September 12, 2012, the Holy See Press Office releases a statement from Fr. Lombardi on peaceful co-existence among people of different religions.
September 13, 2012, Vatican Radio – Vatican: Firm condemnation of US consulate attack in Libya.
September 13, 2012, an unfortunate article from L’Osservatore Romano blaming the video and stating: The United States ambassador to Libya Christopher Stevens, an official and two marines were killed yesterday night when the American consulate in Bengasi was attacked. According to the international press the ambassador and the other three Americans were killed by a rocket fired at their car. The Libyan authorities state that the victims died inside the consulate.”
Fr. Lombardi pitches the side of Islamists and the White House in strong condemnation of the video, blaming it for the attack, arguably more so than the people who actually did the attacking.
“The serious consequences of unjustified offence and provocations against the sensibilities of Muslim believers”, he stated, “are once again evident in these days, as we see the reactions they arouse, sometimes with tragic results, which in their turn nourish tension and hatred”.
September 14, 2012, an unfortunate article blaming the video for the attack and saying arrests have been made by Libyan authorities. The report relies on information from BBC reporter Nathan Morley.
September 22, 2012, another unfortunate article blaming the video and mentioning both “protestors” and “militias.”
December 17, 2012, the borders with four other countries are closed as southern Libya is declared a “closed military zone” by the Libyan General National Congress.
January 25, 2013, Fides reports “Great Britain, Germany, the Netherlands and Australia have urged their citizens to leave Benghazi immediately for fear of imminent terrorist attacks”
January 31, 2013, Spero News reports that Christians are fleeing Libya due to threats from Islamists. The article quotes Bishop Martinelli.
January 31, 2013, Fides reports that the Congregation of the Holy Family of Spoleto and the Franciscan Sisters of the Child Jesus are driven out of Cyrenaica by Islamists.

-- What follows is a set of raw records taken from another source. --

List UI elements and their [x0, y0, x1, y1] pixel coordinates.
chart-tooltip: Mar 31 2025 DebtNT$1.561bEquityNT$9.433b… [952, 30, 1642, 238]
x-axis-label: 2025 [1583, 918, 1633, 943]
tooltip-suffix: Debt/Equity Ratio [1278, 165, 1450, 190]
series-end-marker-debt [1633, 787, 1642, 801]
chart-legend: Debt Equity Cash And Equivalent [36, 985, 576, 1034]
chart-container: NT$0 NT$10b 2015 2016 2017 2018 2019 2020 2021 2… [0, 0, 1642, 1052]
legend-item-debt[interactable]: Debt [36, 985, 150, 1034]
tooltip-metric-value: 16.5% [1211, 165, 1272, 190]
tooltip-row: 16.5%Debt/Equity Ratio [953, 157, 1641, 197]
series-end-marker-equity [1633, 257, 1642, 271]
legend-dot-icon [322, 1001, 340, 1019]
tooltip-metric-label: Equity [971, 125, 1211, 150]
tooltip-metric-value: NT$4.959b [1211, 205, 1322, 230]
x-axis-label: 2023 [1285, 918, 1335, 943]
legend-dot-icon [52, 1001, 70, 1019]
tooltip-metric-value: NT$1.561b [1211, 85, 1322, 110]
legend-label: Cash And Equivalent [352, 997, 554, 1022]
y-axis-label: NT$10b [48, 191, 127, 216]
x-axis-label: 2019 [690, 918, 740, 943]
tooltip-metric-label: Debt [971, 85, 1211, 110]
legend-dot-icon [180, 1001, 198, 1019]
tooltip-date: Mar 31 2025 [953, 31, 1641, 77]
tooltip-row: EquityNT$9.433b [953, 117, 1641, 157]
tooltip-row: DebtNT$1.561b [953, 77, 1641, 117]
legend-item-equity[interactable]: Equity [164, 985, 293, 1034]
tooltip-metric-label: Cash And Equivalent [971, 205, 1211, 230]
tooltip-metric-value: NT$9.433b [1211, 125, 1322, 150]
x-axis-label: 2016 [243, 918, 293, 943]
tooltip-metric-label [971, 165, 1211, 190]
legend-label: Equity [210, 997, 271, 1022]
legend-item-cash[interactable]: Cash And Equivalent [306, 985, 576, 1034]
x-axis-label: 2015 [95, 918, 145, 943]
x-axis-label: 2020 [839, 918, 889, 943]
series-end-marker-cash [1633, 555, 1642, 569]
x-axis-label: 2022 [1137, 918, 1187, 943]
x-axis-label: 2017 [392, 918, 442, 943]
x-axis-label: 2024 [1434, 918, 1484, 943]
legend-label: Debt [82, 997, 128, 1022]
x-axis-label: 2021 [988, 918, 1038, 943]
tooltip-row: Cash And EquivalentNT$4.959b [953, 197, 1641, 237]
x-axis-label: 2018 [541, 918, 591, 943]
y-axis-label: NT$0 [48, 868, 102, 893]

“Not a day goes by without tombs being vandalised,” says Dalmasso Bruno, caretaker of the Italian cemetery in the Libyan capital where Christians fear rising Muslim extremism.

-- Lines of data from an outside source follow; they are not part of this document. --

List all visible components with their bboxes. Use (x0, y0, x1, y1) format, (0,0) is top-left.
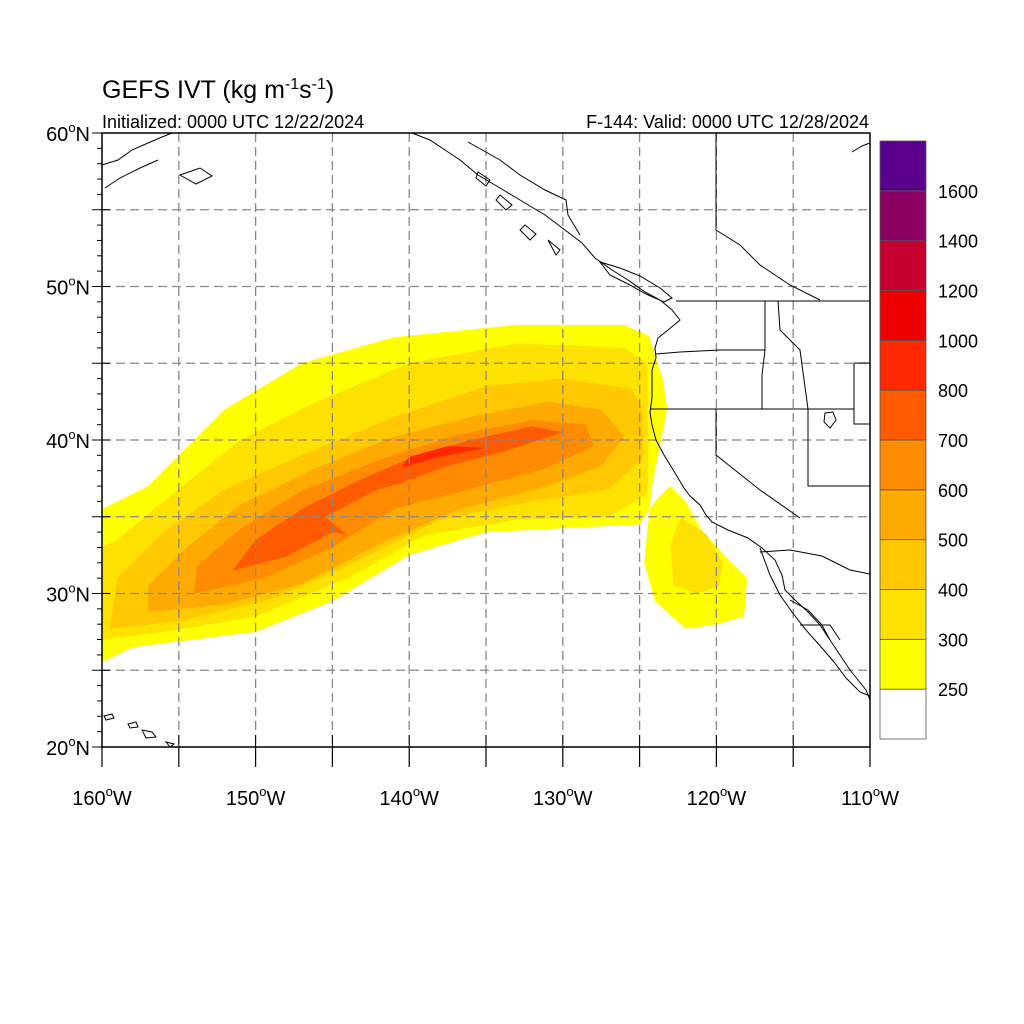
colorbar-swatch-11 (879, 140, 927, 192)
colorbar-label-800: 800 (938, 381, 968, 401)
ivt-band-800-7 (401, 446, 486, 468)
colorbar-swatch-10 (879, 190, 927, 242)
lon-label-140W: 140oW (379, 784, 439, 810)
map-title: GEFS IVT (kg m-1s-1) (102, 76, 334, 104)
lat-lon-gridlines (102, 133, 870, 747)
colorbar-swatch-1 (879, 638, 927, 690)
border-wa-or (655, 349, 765, 355)
coastline-north-america (411, 133, 870, 701)
axis-ticks (92, 132, 871, 767)
lat-label-60N: 60oN (46, 120, 90, 146)
colorbar-swatch-4 (879, 489, 927, 541)
map-area (102, 133, 870, 747)
border-mexico-states (800, 624, 841, 641)
colorbar-label-500: 500 (938, 531, 968, 551)
ivt-band-300-2 (670, 516, 723, 594)
lat-label-30N: 30oN (46, 581, 90, 607)
coastline-baja (759, 547, 870, 697)
ivt-band-700-6 (232, 426, 563, 571)
coastline-northeast-corner (851, 142, 870, 153)
coastlines (102, 133, 870, 747)
coastline-alaska (102, 133, 173, 189)
coastline-hawaii (103, 713, 176, 747)
lon-label-150W: 150oW (226, 784, 286, 810)
lat-label-20N: 20oN (46, 734, 90, 760)
latitude-labels: 20oN 30oN 40oN 50oN 60oN (46, 120, 90, 760)
colorbar-label-1200: 1200 (938, 282, 978, 302)
ivt-shading-layer (102, 324, 748, 663)
border-id-mt (777, 300, 809, 410)
lon-label-110W: 110oW (841, 784, 899, 810)
colorbar-swatch-0 (879, 688, 927, 740)
coastline-islands-bc (178, 167, 561, 256)
lat-label-40N: 40oN (46, 427, 90, 453)
ivt-colorbar: 250 300 400 500 600 700 800 1000 1200 1400 1600 (879, 140, 978, 740)
colorbar-label-400: 400 (938, 581, 968, 601)
colorbar-label-1000: 1000 (938, 331, 978, 351)
border-alaska-canada (467, 141, 581, 236)
border-us-mexico (759, 549, 870, 575)
colorbar-label-700: 700 (938, 431, 968, 451)
political-borders (467, 133, 870, 641)
lon-label-160W: 160oW (72, 784, 132, 810)
coastline-vancouver-island (598, 261, 673, 303)
border-wy (853, 362, 870, 425)
lon-label-130W: 130oW (533, 784, 593, 810)
colorbar-label-250: 250 (938, 680, 968, 700)
colorbar-swatch-3 (879, 539, 927, 590)
colorbar-swatch-5 (879, 439, 927, 491)
border-bc-interior (715, 133, 821, 301)
valid-time-label: F-144: Valid: 0000 UTC 12/28/2024 (586, 112, 869, 132)
border-nv-az (807, 409, 870, 487)
colorbar-swatch-7 (879, 339, 927, 391)
colorbar-label-600: 600 (938, 481, 968, 501)
border-id-west (761, 301, 766, 409)
colorbar-label-1400: 1400 (938, 232, 978, 252)
colorbar-label-1600: 1600 (938, 182, 978, 202)
lat-label-50N: 50oN (46, 274, 90, 300)
colorbar-swatch-2 (879, 589, 927, 640)
colorbar-label-300: 300 (938, 630, 968, 650)
colorbar-swatch-6 (879, 389, 927, 441)
border-ca-nv (715, 409, 801, 519)
colorbar-swatch-8 (879, 290, 927, 341)
lon-label-120W: 120oW (687, 784, 747, 810)
coastline-lake (823, 411, 837, 429)
longitude-labels: 160oW 150oW 140oW 130oW 120oW 110oW (72, 784, 899, 810)
colorbar-swatch-9 (879, 240, 927, 291)
init-time-label: Initialized: 0000 UTC 12/22/2024 (102, 112, 364, 132)
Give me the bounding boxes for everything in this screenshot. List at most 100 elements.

“Human bones have been taken out of their tomb and scattered across the cemetery” in central Tripoli, he said. “The Libyan authorities came and took pictures. They promised to take measures but nothing has been done.”
Since the 2011 fall of Moamer Gathafi’s regime, the small Christian community’s fears for its safety have increased, especially after a church bombing in December killed two people in the Mediterranean town of Dafniya.
March 15, 2013, the Coptic Church in Benghazi is set on fire by “unknown assailants.” The Copts were reportedly being punished for “proselytizing.” Fr. Lombardi calls for “dialogue” and “shared and peaceful coexistence among religions and peoples”.
April 24, 2013, a car bomb explodes at the French embassy in Tripoli, and two nuns, Little Sisters of Jesus of Charles de Foucauld, are killed in a car crash near Tripoli.